Savaşın bittiğini bilmeyen Japon askerlerine özenmek!

Kürt realitesinin aktörlerinden bazıları, acaba takvim kullanmıyor mu? Tempo'da Kerem Çalışkan, durumu şöyle anlatmaya çalışmış:
- Avrupa Birliği'ne girmeye çalışan Türkiye tablosu içinde dağdaki PKK'lılar, biraz 2'nci Dünya Savaşı'nın bittiğini bilmeden, daha yıllarca ormanda yaşayan Japon askerlerini anımsatıyorlar.
Aslında, savaşın bittiğini bilmeyen Japon askerleri gibi davrananlar, sadece Kürt realitesinin bazı aktörleri değil.
Bölgemizde bu duruma düşen ilk önemli aktör, Saddam Hüseyin değil miydi?

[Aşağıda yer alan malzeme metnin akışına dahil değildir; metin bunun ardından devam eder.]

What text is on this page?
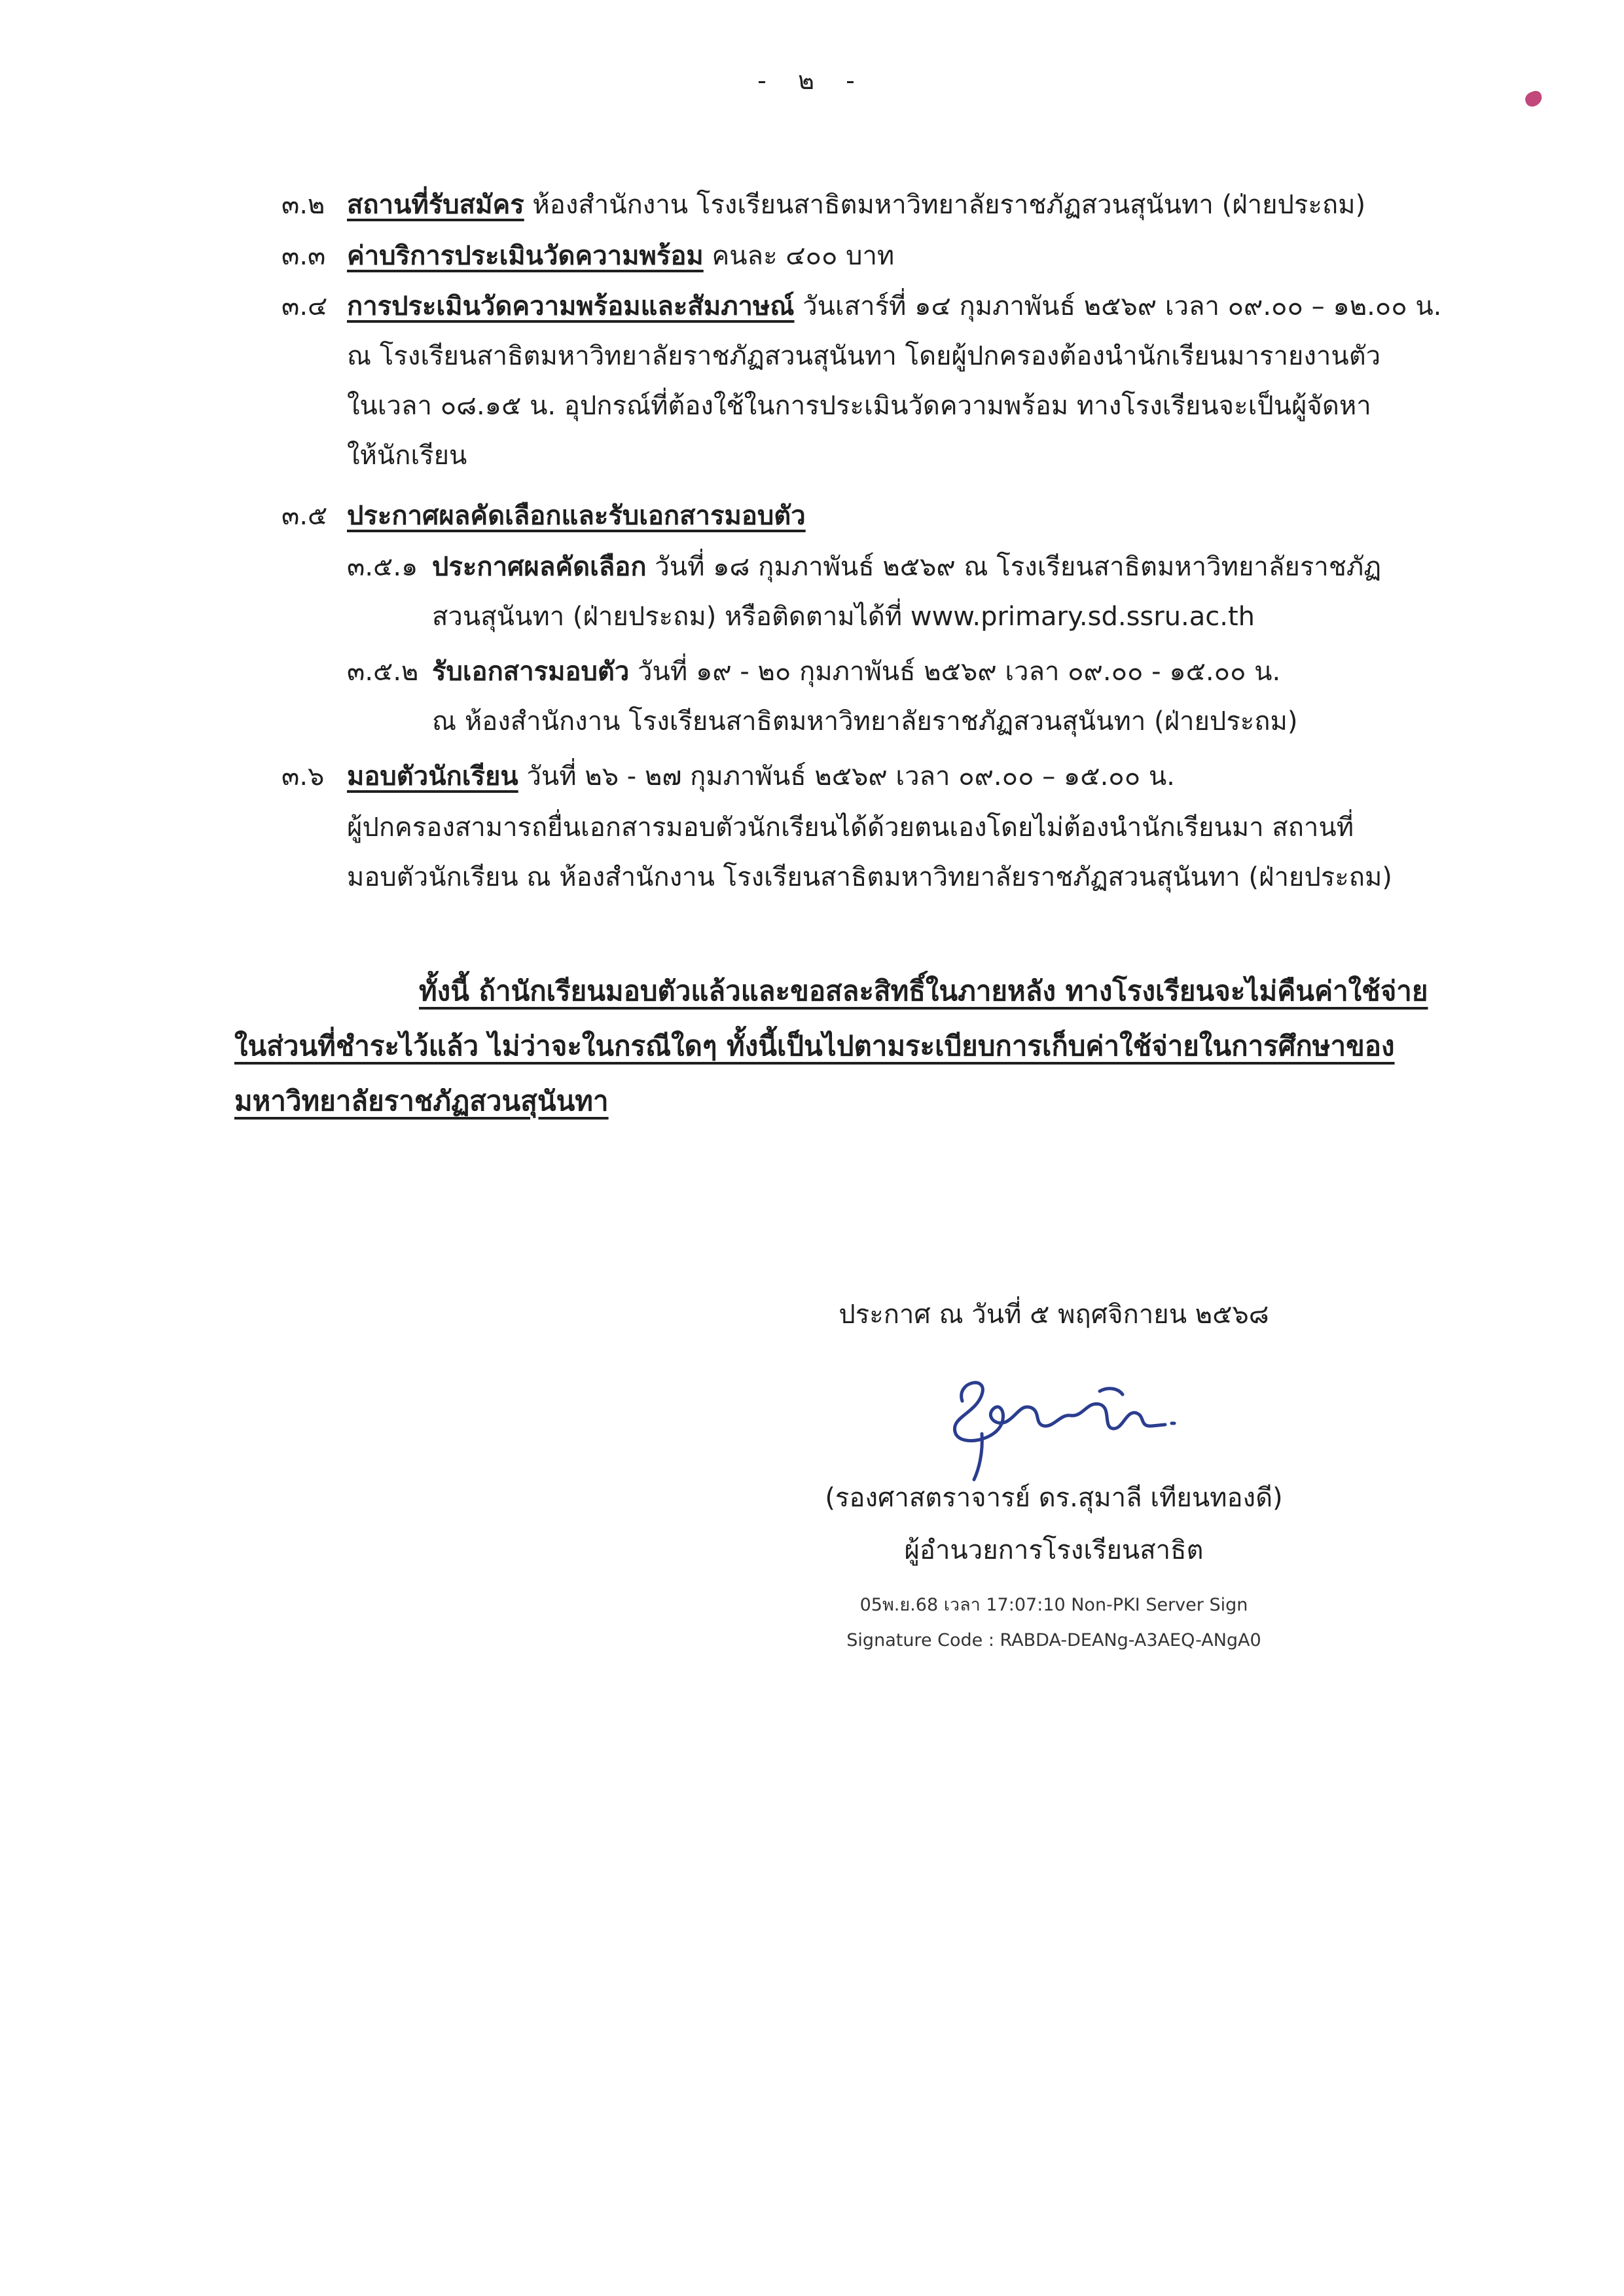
- ๒ -
๓.๒ สถานที่รับสมัคร ห้องสำนักงาน โรงเรียนสาธิตมหาวิทยาลัยราชภัฏสวนสุนันทา (ฝ่ายประถม)
๓.๓ ค่าบริการประเมินวัดความพร้อม คนละ ๔๐๐ บาท
๓.๔ การประเมินวัดความพร้อมและสัมภาษณ์ วันเสาร์ที่ ๑๔ กุมภาพันธ์ ๒๕๖๙ เวลา ๐๙.๐๐ – ๑๒.๐๐ น.
ณ โรงเรียนสาธิตมหาวิทยาลัยราชภัฏสวนสุนันทา โดยผู้ปกครองต้องนำนักเรียนมารายงานตัว
ในเวลา ๐๘.๑๕ น. อุปกรณ์ที่ต้องใช้ในการประเมินวัดความพร้อม ทางโรงเรียนจะเป็นผู้จัดหา
ให้นักเรียน
๓.๕ ประกาศผลคัดเลือกและรับเอกสารมอบตัว
๓.๕.๑ ประกาศผลคัดเลือก วันที่ ๑๘ กุมภาพันธ์ ๒๕๖๙ ณ โรงเรียนสาธิตมหาวิทยาลัยราชภัฏ
สวนสุนันทา (ฝ่ายประถม) หรือติดตามได้ที่ www.primary.sd.ssru.ac.th
๓.๕.๒ รับเอกสารมอบตัว วันที่ ๑๙ - ๒๐ กุมภาพันธ์ ๒๕๖๙ เวลา ๐๙.๐๐ - ๑๕.๐๐ น.
ณ ห้องสำนักงาน โรงเรียนสาธิตมหาวิทยาลัยราชภัฏสวนสุนันทา (ฝ่ายประถม)
๓.๖ มอบตัวนักเรียน วันที่ ๒๖ - ๒๗ กุมภาพันธ์ ๒๕๖๙ เวลา ๐๙.๐๐ – ๑๕.๐๐ น.
ผู้ปกครองสามารถยื่นเอกสารมอบตัวนักเรียนได้ด้วยตนเองโดยไม่ต้องนำนักเรียนมา สถานที่
มอบตัวนักเรียน ณ ห้องสำนักงาน โรงเรียนสาธิตมหาวิทยาลัยราชภัฏสวนสุนันทา (ฝ่ายประถม)
ทั้งนี้ ถ้านักเรียนมอบตัวแล้วและขอสละสิทธิ์ในภายหลัง ทางโรงเรียนจะไม่คืนค่าใช้จ่าย
ในส่วนที่ชำระไว้แล้ว ไม่ว่าจะในกรณีใดๆ ทั้งนี้เป็นไปตามระเบียบการเก็บค่าใช้จ่ายในการศึกษาของ
มหาวิทยาลัยราชภัฏสวนสุนันทา
ประกาศ ณ วันที่ ๕ พฤศจิกายน ๒๕๖๘
(รองศาสตราจารย์ ดร.สุมาลี เทียนทองดี)
ผู้อำนวยการโรงเรียนสาธิต
05พ.ย.68 เวลา 17:07:10 Non-PKI Server Sign
Signature Code : RABDA-DEANg-A3AEQ-ANgA0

Saddam, "Soğuk Savaş"ın bittiğini ve Ortadoğu'daki dengeden Sovyet ağırlığının çekildiğini göremediği için, Kuveyt'i işgal etti, Amerika'ya meydan okudu.

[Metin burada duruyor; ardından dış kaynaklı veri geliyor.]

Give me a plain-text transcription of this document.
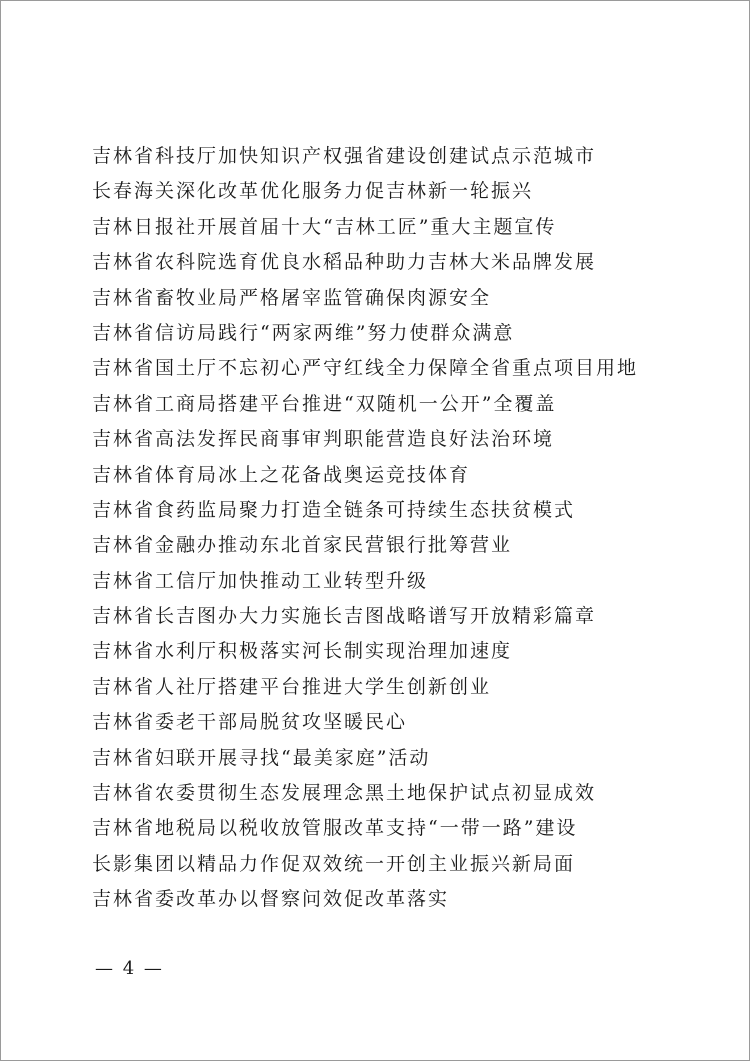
吉林省科技厅加快知识产权强省建设创建试点示范城市
长春海关深化改革优化服务力促吉林新一轮振兴
吉林日报社开展首届十大“吉林工匠”重大主题宣传
吉林省农科院选育优良水稻品种助力吉林大米品牌发展
吉林省畜牧业局严格屠宰监管确保肉源安全
吉林省信访局践行“两家两维”努力使群众满意
吉林省国土厅不忘初心严守红线全力保障全省重点项目用地
吉林省工商局搭建平台推进“双随机一公开”全覆盖
吉林省高法发挥民商事审判职能营造良好法治环境
吉林省体育局冰上之花备战奥运竞技体育
吉林省食药监局聚力打造全链条可持续生态扶贫模式
吉林省金融办推动东北首家民营银行批筹营业
吉林省工信厅加快推动工业转型升级
吉林省长吉图办大力实施长吉图战略谱写开放精彩篇章
吉林省水利厅积极落实河长制实现治理加速度
吉林省人社厅搭建平台推进大学生创新创业
吉林省委老干部局脱贫攻坚暖民心
吉林省妇联开展寻找“最美家庭”活动
吉林省农委贯彻生态发展理念黑土地保护试点初显成效
吉林省地税局以税收放管服改革支持“一带一路”建设
长影集团以精品力作促双效统一开创主业振兴新局面
吉林省委改革办以督察问效促改革落实
— 4 —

Saddam'ın devrilip, Irak'ın Amerika tarafından işgalinden sonra da, bölgenin diğer ülkeleri, "Yeni Dünya Düzeni"nin Ortadoğu'ya neler getirdiğini hemen intikal etmediler.
Örneğin Türkiye'nin Kuzey Irak'a dönük "Kırmızı Çizgileri"nin morarması, biraz zaman almadı mı?
Veya Türkiye'deki bazı çevreler, "Kıbrıs'ta Çözüm"ün, bir ulusal mesele olduğuna takılıp, sonuna kadar direnmediler mi?
Veya Suudiler'in Vahabi ideolojisine verdikleri destek, sürmedi mi?
Evet... Şimdiki "Japon Askerleri", maalesef Kürt realitesinin bazı önemli aktörleridir.
Kerem Çalışkan, bu konuyu da çok güzel ifade etmiş:
- Kopenhag Kriterleri yalnızca Ankara, İstanbul için değil, Diyarbakır için de geçerli olmalı. Yoksa PKK'lılar, Avrupa'ya ellerinde silahla girebileceklerini mi sanıyorlar? Oysa AB standartları arasında kesinlikle Kalaşnikof yok!
"Yeni Dünya Düzeni"nde, özellikle 11 Eylül 2001 terörist saldırısından sonra, "Terörizm" herkesin 1 nolu hedefi.
Dün 1'nci Ordu Komutanı Orgeneral Yaşar Büyükanıt da, bunu şu cümlelerle ifade etti:
- Terör bütün dünyada en önemli tehdit olarak görülürken, Türkiye'de bunu tehdit olarak görmemek mümkün değildir!
Başladığımız noktaya dönersek...
Bu inkar edilmez yeni dünya gerçeklerini, acaba öncelikle kim değerlendirip çevresine anlatmalı, bilemiyoruz.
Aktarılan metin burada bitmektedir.